The second half of last night’s miraculous Knicks victory was a quintessential reminder of why we love sports. Like the weekend golfer that plays like dogshit for most of the first 17 holes but hits a breathtaking drive, dead straight down the middle of the fairway, on 18. Barrett’s basket is the stuff that keeps us coming back.
Those final 15 minutes provided an incomparable experience. It’s often said that a sporting event is the best form of “reality TV.” Thursday’s game sent fans on a roller coaster of emotion, complete with unimaginable highs and lows, uncertainty, anger and excitement, disappointment, and ultimately, jubilation.
Those few unscripted, unpredictable and unimaginable moments are why fans endure years of agony and decades of distress.
There is so much awfulness in the world right now. It’s almost impossible to read the news nowadays and not walk away dejected, if not depressed. All of us know someone infected with this damn virus we’ve been battling for two years. Politics have ripped apart families at the seams. It’s cold out this time of year; the days are shorter. Here in New York, it seemed like the sun didn’t peek its head out for more than a half-hour over the entire month of December.
However, many of the 17,529 folks in attendance inside MSG last night, and the millions watching around the country, likely forget about all the sad stuff in their lives, even if just a little while. Fans had the privilege of focusing their attention solely on the outcome of a meaningless game, played by men they don’t know.
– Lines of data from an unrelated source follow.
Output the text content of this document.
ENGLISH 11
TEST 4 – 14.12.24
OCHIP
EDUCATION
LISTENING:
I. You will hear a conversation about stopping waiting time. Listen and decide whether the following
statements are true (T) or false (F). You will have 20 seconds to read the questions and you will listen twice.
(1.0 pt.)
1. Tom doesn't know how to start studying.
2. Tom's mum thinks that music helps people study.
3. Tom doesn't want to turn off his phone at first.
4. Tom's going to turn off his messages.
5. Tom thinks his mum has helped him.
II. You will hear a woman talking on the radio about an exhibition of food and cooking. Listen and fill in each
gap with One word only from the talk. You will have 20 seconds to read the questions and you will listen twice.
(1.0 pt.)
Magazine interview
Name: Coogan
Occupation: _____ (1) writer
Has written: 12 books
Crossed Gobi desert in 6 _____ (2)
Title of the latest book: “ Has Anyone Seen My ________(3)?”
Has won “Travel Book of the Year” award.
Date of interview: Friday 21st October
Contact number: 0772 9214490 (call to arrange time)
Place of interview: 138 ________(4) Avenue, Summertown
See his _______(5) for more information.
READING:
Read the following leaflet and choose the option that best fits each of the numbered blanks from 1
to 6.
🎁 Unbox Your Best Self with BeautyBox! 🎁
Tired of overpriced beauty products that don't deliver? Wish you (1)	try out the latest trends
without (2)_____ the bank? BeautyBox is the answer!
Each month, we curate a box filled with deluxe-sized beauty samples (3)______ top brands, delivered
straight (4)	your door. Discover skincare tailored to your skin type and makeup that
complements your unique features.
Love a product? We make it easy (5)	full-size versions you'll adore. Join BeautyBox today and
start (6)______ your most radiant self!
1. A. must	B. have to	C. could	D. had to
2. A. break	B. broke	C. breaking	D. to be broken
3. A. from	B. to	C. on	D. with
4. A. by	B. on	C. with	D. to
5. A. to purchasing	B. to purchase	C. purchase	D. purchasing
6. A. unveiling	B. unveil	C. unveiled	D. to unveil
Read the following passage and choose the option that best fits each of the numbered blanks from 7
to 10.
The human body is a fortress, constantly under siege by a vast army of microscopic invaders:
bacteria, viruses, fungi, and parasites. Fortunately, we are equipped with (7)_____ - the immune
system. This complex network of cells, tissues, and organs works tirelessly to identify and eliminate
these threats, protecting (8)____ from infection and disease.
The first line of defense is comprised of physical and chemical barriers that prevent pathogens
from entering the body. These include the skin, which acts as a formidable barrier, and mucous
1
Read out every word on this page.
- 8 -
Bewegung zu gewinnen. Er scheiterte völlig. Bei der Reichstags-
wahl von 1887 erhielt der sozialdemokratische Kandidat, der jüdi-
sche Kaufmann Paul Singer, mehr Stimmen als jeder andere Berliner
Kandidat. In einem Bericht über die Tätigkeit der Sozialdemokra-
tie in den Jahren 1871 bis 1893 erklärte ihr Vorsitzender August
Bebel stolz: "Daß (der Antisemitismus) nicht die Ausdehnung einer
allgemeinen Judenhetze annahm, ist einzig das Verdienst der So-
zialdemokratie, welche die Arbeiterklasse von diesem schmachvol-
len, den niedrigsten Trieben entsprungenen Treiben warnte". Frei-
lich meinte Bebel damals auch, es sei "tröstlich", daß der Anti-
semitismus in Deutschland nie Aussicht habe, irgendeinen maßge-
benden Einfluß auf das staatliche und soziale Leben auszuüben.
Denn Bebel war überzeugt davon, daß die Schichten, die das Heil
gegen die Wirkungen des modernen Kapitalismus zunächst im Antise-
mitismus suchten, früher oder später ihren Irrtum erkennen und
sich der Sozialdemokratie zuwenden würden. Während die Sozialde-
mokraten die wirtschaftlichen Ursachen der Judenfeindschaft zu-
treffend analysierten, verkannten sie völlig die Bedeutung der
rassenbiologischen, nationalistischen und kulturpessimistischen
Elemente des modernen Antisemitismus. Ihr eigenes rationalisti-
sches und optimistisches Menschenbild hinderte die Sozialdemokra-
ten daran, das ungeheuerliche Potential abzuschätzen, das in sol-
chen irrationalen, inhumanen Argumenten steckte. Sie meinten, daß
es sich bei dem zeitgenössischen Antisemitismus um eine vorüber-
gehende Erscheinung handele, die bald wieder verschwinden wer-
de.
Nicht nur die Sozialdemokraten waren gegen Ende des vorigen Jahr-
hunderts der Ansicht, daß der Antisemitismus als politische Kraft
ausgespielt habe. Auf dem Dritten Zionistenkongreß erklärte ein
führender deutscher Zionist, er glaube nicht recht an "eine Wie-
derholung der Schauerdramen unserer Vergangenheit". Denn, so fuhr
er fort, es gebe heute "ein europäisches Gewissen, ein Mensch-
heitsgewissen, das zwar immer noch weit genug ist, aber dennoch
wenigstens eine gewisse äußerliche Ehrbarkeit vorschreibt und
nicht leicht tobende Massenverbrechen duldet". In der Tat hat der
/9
When Barrett’s shot dropped, fans, from Montauk to Manhattan and Bayshore to Buffalo, let out primal screams.
Yes, RJ Barrett, who has played poorly this season and was having an awful game prior to the final 1.5 seconds, needed that fallaway to fall. Julius Randle and Evan Fournier also badly needed that bucket. But so did Knicks fans, and the entire start of New York, for that matter.
A fan named Drew tweeted me, acknowledging that he woke up his neighbors. Another, by the name of Eric, sent me a video of his son exuberantly running around their living room.
Back in 2015, I penned a column for Sports Illustrated about my love for the hapless Detroit Lions, which attempted to answer an existential question: “Is Being a Fan Worth it?” In the column, I wrote, “Being a fan is one thing. But being a fan of a perennial loser injects cruelty into the equation.” I added, “being a fan means dealing with despair, but there are also moments of unrepentant joyfulness that can’t be described. It’s such a rewarding feeling when that down payment of pain pays off in an unexpected victory.”
I didn’t cover last night’s Knicks game (my wife recently tested positive for Covid, so we are all quarantining), but I am fortunate enough to know how the Garden sounds, how it rocks and sways and shakes, in moments like that.
And … that’s what keeps us coming back.